Super LHCの一翼を担うLinac4の完成

現状のLHCは重心系運動エネルギー14TeV、最大ルミノシテイ1034 cm-2s-1で運転されている。周長27kmの世界最大の円形加速器としてエネルギーフロンテイアに君臨してきた。Super LHC(sLHC)は加速器の多くが初期の目標をクリアするとアップグレードで高ルミノシテイ実験によって精密化を目指すようにLHCのアップグレード版となる。

 

 

アップグレードでルミノシテイ10倍を目指すsLHC

ルミノシテイの向上は10倍を目指しているが、そのためにはいくつかの加速器をアップグレードした相乗効果が必要となる。アップグレードのための作業は2013-2018年に予定されている。

Phase1と呼ばれる最初の主な改良作業は稼働開始が1978年と39年前の加速器である入射器(Linac2)を新型のLinac4に更新すること、衝突実験付近低いb*化(ルミノシテイ2倍向上に相当)、ATLAS、CMS検出器周りの改良となる。

注目されるLinac4アップグレード計画はLinac2の50MeV陽子入射系でのルミノシテイロスで、これには正電荷を持つ陽子の代わりに負電荷を持つH-を使うことで対処することにした。H-は加速されてブースターに入射され、その際に電荷交換という手法で余分な電子を剥ぎ取る。

このためルミノシテイロスが抑えられ、5倍輝度が上がるので、衝突実験のb*と相乗効果では10倍の輝度向上となる。またこのため直線加速器のエネルギーも増大させる必要があるため、Linac4は160MeV加速器となる。Linac2との交換は試運転後5年間で行われる。

 

LHC-Beams2

Credit: CERN

 

図中のPSは、Proton Synchrotron、SPSはSuper Proton Synchrotron、SPLはSuperconducting Proton Linacの略。

 

加速器を支えるのは高性能永久磁石

Linac4には加速器の先端技術が使われている。注目される技術が8極永久電磁石(Permanent Magnet Quadrapoles, PMQ)である。(下図参照)Linac4の一部で最大50MeVまで加速される直線加速器では電磁石が用いられていたが、永久磁石材料の進歩で強力な磁場が使えるようになて、安定性の高い永久磁石で多極磁石を製作できるようになった。実は永久磁石の発展には日本の寄与が大きい。SACLAなどXFELや放射光挿入光源用のアンジュレーターの開発に歩調を合わせたかのようなネオジウム磁石の開発あってことである。

 

permanent teaser

Credit: acceleratingnews.web.cern.ch

CERNの凄いところはこの永久磁石をホームメードで製作してしまう研究支援の底力。一部の技術者はスピンオフ企業を立ち上げている。研究所内に工場を置くと雇用経費が予算を圧迫するが、こうした企業化が可能なkオンポーネントを自作できれば、スピンオフ企業を通して利益を上げることも可能だ。

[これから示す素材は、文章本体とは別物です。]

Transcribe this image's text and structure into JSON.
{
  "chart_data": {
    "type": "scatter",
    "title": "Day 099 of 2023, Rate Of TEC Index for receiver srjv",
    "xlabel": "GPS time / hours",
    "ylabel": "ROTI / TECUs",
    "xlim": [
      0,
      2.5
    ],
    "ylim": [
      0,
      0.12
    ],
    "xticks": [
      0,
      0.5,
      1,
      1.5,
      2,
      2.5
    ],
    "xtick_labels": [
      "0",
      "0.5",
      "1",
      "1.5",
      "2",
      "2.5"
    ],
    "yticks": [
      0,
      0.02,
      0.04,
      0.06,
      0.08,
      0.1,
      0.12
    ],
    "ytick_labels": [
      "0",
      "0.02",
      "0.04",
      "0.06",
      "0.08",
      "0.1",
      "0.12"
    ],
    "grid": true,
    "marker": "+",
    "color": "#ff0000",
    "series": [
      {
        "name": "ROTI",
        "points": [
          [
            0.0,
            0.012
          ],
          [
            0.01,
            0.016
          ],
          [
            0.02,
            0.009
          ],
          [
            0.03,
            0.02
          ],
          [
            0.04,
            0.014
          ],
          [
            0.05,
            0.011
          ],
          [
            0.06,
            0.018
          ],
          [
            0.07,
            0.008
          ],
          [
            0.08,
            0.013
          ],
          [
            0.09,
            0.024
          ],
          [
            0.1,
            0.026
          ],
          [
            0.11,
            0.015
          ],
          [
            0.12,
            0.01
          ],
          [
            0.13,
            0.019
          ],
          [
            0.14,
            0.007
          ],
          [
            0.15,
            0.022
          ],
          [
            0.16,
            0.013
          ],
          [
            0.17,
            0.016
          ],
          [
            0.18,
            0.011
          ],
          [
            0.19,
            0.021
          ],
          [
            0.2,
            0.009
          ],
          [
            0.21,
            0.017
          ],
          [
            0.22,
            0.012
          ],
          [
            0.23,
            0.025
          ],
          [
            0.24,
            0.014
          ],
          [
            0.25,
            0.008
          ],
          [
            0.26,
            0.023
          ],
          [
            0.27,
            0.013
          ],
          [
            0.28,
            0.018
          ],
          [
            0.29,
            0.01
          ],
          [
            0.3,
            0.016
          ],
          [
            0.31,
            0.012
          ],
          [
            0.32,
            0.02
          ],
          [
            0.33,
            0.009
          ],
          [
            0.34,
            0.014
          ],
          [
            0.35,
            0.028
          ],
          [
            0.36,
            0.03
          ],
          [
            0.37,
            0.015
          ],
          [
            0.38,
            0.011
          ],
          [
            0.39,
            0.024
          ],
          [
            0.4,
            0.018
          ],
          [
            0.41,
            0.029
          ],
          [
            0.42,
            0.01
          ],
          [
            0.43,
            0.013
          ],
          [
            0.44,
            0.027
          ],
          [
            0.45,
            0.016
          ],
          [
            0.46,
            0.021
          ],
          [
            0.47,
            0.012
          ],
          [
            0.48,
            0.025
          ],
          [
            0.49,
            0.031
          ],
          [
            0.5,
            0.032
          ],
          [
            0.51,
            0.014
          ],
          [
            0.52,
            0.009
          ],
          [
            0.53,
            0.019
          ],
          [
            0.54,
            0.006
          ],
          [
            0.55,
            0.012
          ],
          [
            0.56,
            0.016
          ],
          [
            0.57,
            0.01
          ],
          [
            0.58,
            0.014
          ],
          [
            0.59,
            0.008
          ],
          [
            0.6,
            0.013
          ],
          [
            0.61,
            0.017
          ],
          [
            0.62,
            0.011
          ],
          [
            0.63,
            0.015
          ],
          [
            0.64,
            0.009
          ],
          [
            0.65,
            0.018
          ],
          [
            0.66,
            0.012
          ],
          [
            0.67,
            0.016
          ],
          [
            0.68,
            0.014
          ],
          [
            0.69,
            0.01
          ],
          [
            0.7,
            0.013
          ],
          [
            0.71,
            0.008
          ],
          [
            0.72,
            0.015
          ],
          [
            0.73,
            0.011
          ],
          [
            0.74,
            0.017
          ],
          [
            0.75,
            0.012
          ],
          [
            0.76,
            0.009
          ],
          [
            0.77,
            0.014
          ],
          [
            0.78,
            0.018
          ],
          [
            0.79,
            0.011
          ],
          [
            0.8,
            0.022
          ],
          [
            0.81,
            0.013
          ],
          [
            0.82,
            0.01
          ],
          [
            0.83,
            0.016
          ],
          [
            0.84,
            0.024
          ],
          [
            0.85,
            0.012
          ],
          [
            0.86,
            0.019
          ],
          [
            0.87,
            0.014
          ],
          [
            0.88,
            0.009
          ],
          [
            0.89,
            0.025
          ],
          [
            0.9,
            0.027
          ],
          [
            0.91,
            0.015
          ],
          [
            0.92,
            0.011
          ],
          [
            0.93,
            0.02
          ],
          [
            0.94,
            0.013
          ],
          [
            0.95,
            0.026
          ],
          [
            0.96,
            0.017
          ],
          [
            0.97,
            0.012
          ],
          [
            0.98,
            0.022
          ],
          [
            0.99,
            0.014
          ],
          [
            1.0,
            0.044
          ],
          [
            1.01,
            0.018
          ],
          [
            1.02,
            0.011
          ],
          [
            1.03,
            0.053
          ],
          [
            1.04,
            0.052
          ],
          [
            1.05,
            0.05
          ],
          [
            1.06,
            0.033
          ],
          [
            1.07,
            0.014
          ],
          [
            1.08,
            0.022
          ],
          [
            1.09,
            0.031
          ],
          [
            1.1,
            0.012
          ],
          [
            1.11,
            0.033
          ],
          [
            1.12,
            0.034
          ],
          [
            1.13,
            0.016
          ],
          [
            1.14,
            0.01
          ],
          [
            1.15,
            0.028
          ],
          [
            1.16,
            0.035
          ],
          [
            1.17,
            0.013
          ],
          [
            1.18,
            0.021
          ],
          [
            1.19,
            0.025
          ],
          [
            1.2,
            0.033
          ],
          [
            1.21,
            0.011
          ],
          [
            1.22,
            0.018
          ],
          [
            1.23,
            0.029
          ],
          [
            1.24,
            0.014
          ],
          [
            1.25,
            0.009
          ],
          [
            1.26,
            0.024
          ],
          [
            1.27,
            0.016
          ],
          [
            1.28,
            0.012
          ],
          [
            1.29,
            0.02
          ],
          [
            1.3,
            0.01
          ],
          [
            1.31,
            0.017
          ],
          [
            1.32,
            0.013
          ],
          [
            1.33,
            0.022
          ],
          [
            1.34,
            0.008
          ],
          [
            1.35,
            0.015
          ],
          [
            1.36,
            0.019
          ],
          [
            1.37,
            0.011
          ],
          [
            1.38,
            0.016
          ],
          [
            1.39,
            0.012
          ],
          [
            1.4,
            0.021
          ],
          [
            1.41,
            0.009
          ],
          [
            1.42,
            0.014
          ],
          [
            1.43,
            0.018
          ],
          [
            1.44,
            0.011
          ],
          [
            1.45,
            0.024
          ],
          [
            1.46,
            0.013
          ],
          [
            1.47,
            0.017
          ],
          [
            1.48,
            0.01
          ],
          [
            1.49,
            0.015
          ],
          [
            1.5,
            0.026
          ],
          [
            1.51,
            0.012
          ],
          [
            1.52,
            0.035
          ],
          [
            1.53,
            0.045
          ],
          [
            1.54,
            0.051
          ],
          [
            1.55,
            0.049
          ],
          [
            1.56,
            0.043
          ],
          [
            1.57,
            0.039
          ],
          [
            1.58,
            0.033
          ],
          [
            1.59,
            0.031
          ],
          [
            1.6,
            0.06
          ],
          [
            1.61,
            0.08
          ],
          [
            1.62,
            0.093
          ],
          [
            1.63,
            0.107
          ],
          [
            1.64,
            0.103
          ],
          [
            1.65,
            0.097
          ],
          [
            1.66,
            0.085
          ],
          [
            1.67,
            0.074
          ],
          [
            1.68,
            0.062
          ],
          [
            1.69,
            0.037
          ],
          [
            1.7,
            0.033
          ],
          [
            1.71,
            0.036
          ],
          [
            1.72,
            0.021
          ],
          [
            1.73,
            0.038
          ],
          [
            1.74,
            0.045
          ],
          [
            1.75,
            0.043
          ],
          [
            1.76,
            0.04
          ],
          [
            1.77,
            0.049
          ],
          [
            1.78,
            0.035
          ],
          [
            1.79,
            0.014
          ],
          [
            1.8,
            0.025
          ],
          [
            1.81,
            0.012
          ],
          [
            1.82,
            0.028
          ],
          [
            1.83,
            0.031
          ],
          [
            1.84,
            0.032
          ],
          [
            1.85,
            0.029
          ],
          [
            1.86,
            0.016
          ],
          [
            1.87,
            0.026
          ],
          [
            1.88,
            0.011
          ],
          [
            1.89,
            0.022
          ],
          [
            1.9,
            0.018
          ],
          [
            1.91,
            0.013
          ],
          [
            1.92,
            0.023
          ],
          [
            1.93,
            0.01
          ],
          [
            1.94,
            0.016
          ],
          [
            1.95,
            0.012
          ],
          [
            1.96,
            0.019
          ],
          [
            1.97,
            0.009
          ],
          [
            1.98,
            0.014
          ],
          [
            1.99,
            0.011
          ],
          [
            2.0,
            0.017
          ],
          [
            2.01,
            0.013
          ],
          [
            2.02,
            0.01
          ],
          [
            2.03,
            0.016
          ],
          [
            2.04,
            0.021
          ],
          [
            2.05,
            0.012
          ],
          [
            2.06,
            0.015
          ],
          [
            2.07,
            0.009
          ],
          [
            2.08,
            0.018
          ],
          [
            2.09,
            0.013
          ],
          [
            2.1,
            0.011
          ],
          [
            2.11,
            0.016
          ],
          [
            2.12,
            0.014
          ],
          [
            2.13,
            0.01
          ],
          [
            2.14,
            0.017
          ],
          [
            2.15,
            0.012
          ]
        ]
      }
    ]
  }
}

またSPLを支えるのは言うまでもなくでは超伝導空洞技術である。超伝導空洞を含むSPLの詳しいに資料は公開されているので、参照していただきたい。

CERNの高ルミノシテイ化は複数の加速器技術の相乗効果である。加速器の寿命は計画的なアップグレードで引き伸ばせることを示している。SLACのSPEARは多くの成果を出し、世界で最もコスパの高い施設とされるが、sLHCはもしかするとその座を奪うことになるかもしれない。これも国際共同という枠組みで世界中の加速器研究者が協力していることの成果であると同時に、日本の加速技術と磁石の開発が基盤となっていることをもっと国際的にアピールしても良いように思える。